Yes, this is a bizarre play set in a godless Manhattan. When the gang meet a bishop, he laments that he is terrible and his job and begins looking for different employment. The Shiva who watches over Claudia’s kids is not the Hindu deity, however the identify of her nanny. As with Into The Woods, Sondheim asks what we do with ourselves after we lack a tenet – God, a narrator – and are compelled to confront the truth that we’re merely right here, the sheer absurdity of Being Alive.
Speaking of Being Alive, the play lacks a showstopper. The songs have all of the genius fast-paced patter of Sondheim’s greatest works, however not one of the gut-punch, levitate-you-off-your-seat eleven o’clock numbers for followers to belt appallingly in the bathe. The cadences could have you buzzing ‘Giants in the Sky’, however by the fourth choral interlude, you is likely to be eager for ‘Ladies Who Lunch’.

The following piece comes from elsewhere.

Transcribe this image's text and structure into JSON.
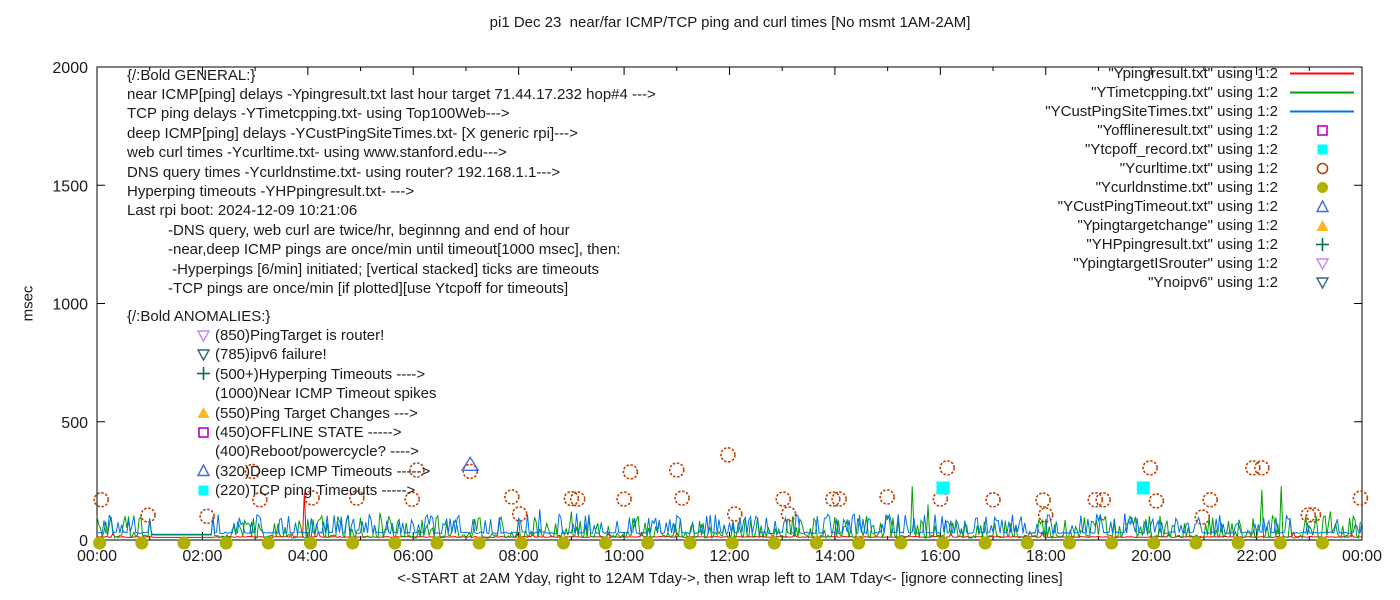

In truth, throughout Act Two, our baleful bishop declares that ‘the piano has died’, and the songs cease altogether, changed by weird musical interludes with the spookiest use of a bear on stage since The Winter’s Tale. Make no mistake, nevertheless, the rating is as difficult as ever. ‘Soldier’s Song’, a literal fever dream of a quantity that smashes the fourth wall with a steam prepare, a stuffed lamb, and a few rubber Brie, sees Richard Fleeshman’s soldier boy belt ‘oh my god’ and maintain the final word for 15 seconds straight. Late-career self-parody? Perhaps, however reasonably taxing on the diaphragm nonetheless. A Ken Doll of a character with the voice of an angel, Fleeshman is a standout efficiency. As is Jane Krakowski, whose wispy epiphanies about what it means ‘to be, continued’ give this extremely mental present, which regularly sacrifices character improvement on the altar of sheer witty repartee, an emotional coronary heart.